Her time at Compuware ended before she could complete a formal proposal or program. But then, the call came from Linked Learning.
Linked Learning is an approach to education that partners schools and employers, so that students apply "lessons" in workplace settings. Students work on projects with oversight from employees at local companies and their teachers as they seek to solve "real-world" problems both in established workplaces and their neighborhoods.
In doing so, students are exposed to jobs and workplaces, which Linked Learning says helps them make career decisions. They also gain an appreciation for how classroom lessons are relevant in the workplace, which helps with motivation and comprehension, the thinking goes.
When launched, Linked Learning was first supported by foundations on the West Coast as it grew and expanded from its initial nine districts into 63. Education advocates in the Midwest learned of it, and the Ford and Skillman foundations are funding Heidelberg-Yopp's efforts.
Heidelberg-Yopp has spent more than a year recruiting schools and helping teachers and principals learn about the program as they prepare to fully implement it in the 2014-15 academic year in eight schools: Cody Academy of Public Leadership, Cody Medicine and Community Health Academy, Detroit Institute of Technology at Cody, Osborn Collegiate Academy of Mathematics, Science & Technology, Benjamin Carson High School of Science and Medicine, Detroit Edison Public School Academy, West Side Academy and Henry Ford Academy: School for Creative Studies.
"The table is set to really try to make these differences in terms of academic achievement, but more importantly creating a process that makes high school relevant and engaging for young people and connects, so they can see what their career or job will be."
Going to work
Heidelberg-Yopp doesn't call Linked Learning a "program" or a "method," but instead an "approach" because it's flexible for students, teachers, schools, working professionals, companies and projects. She defends potential criticism that the approach is too rigid, insisting that multidisciplinary lessons can be taught and learned in various professional fields.
For example, a project for students to design "green" lighting for a neighborhood walkway also requires them to write about their effort and share their design through social media. In a medical/community health setting, students learn about marketing.

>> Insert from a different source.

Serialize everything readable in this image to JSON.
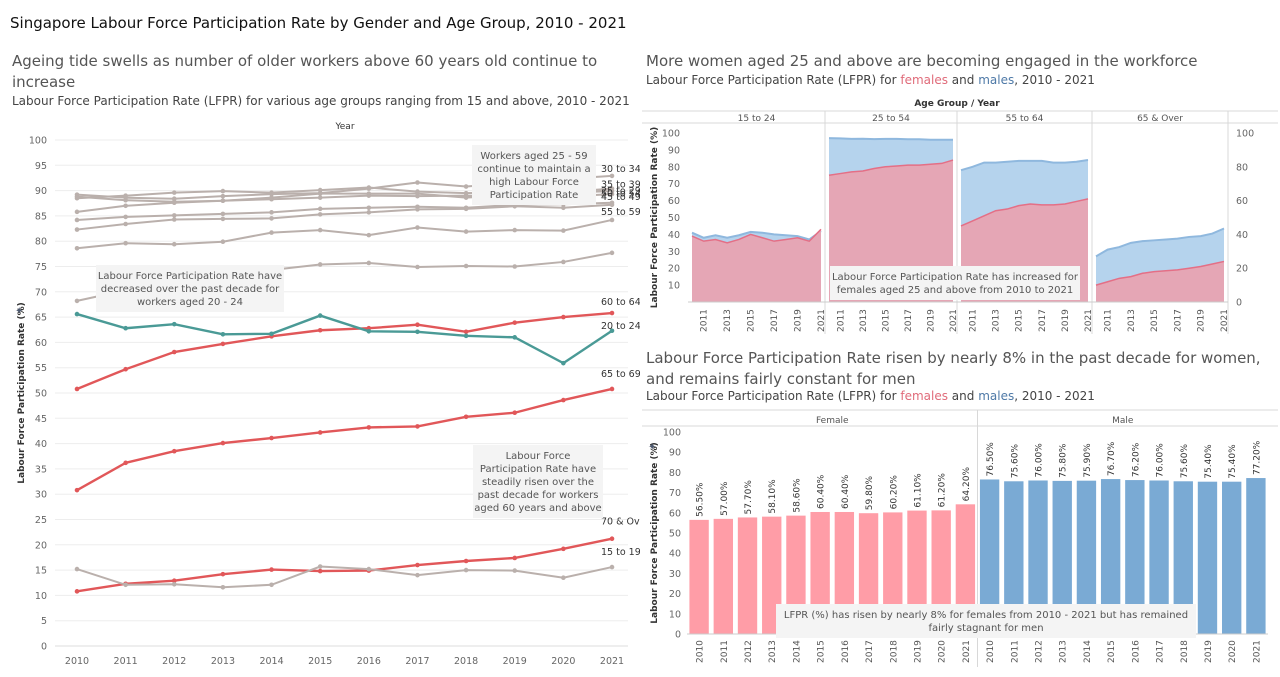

"What's most important," Heidelberg-Yopp says, "the academics are going to be delivered obviously through instruction but also projects. It's not that you're abandoning one for the other, but even in straightforward instruction, teachers are urged to make the connection with the real world in order to make the lesson relevant."
Her corporate background has helped her find metro Detroit companies that want to be engaged. She'll announce the list of participants later this fall. Through Linked Learning, she's connecting educators with curriculum resources. In her vision, the approach will be a natural part of education in the future. After all, it helps educate and train students for jobs with input, buy-in and commitment from the employers who will hire them.
"Obviously there have got to be hardcore academic measures, but as a region, what kind of young people are we putting out; what do we want to see?" she says. "If we can identify that and drive it into the schools, I think we can really start to make moves."